Polymer waveguide backplanes for optical sensor interfaces in microfluidics

Abstract

A polymer optical backplane capable of generic luminescence detection within microfluidic chips is demonstrated using large core polymer waveguides and vertical couplers. The waveguides are fabricated through a new process combining mechanical machining and vapor polishing with elastomer microtransfer molding. A backplane approach enables general optical integration with planar array microfluidics since optical backplanes can be independently designed but still integrated with planar fluidic circuits. Fabricated large core waveguides exhibit a loss of 0.1 dB cm(-1) at 626 nm, a measured numerical aperture of 0.50, and a collection efficiency of 2.86% in an n = 1.459 medium, comparable to a 0.50 NA microscope objective.
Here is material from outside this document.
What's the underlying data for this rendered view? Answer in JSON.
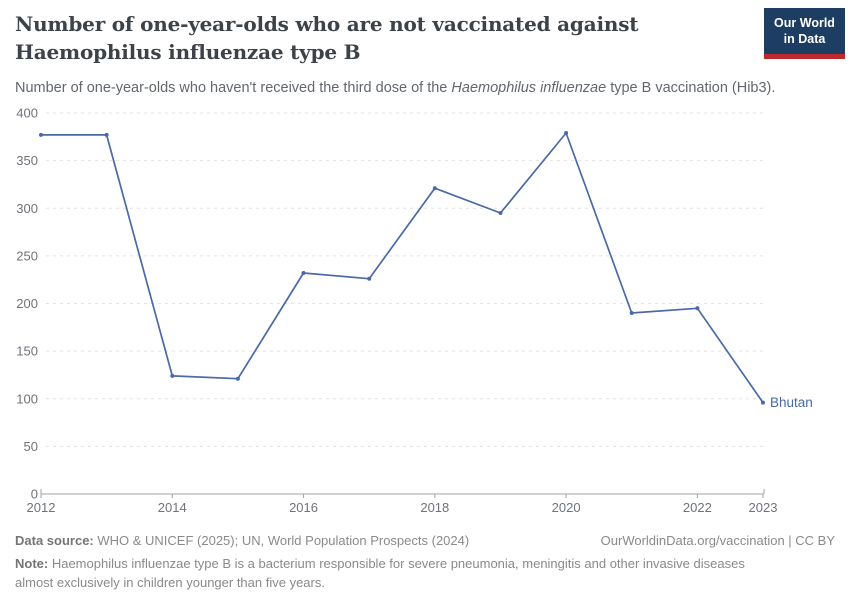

In addition to vertical couplers for out-of-plane collection and excitation, polymer waveguides are doped with organic dyes to provide wavelength selective filtering within waveguides, further improving optical device integration. With large core low loss waveguides, luminescence collection is improved and measurements can be performed with simple LEDs and photodetectors. Fluorescein detection via fluorescence intensity with a limit of detection (3sigma) of 200 nM in a 1 microL volume is demonstrated. Phosphorescence lifetime based oxygen detection in water in an oxygen controllable microbial cell culture chip with a limit of detection (3sigma) of 0.08% or 35 ppb is also demonstrated utilizing the waveguide backplane. Single waveguide luminescence collection performance is equivalent to a back collection geometry fiber bundle consisting of nine 500 microm diameter collection fibers.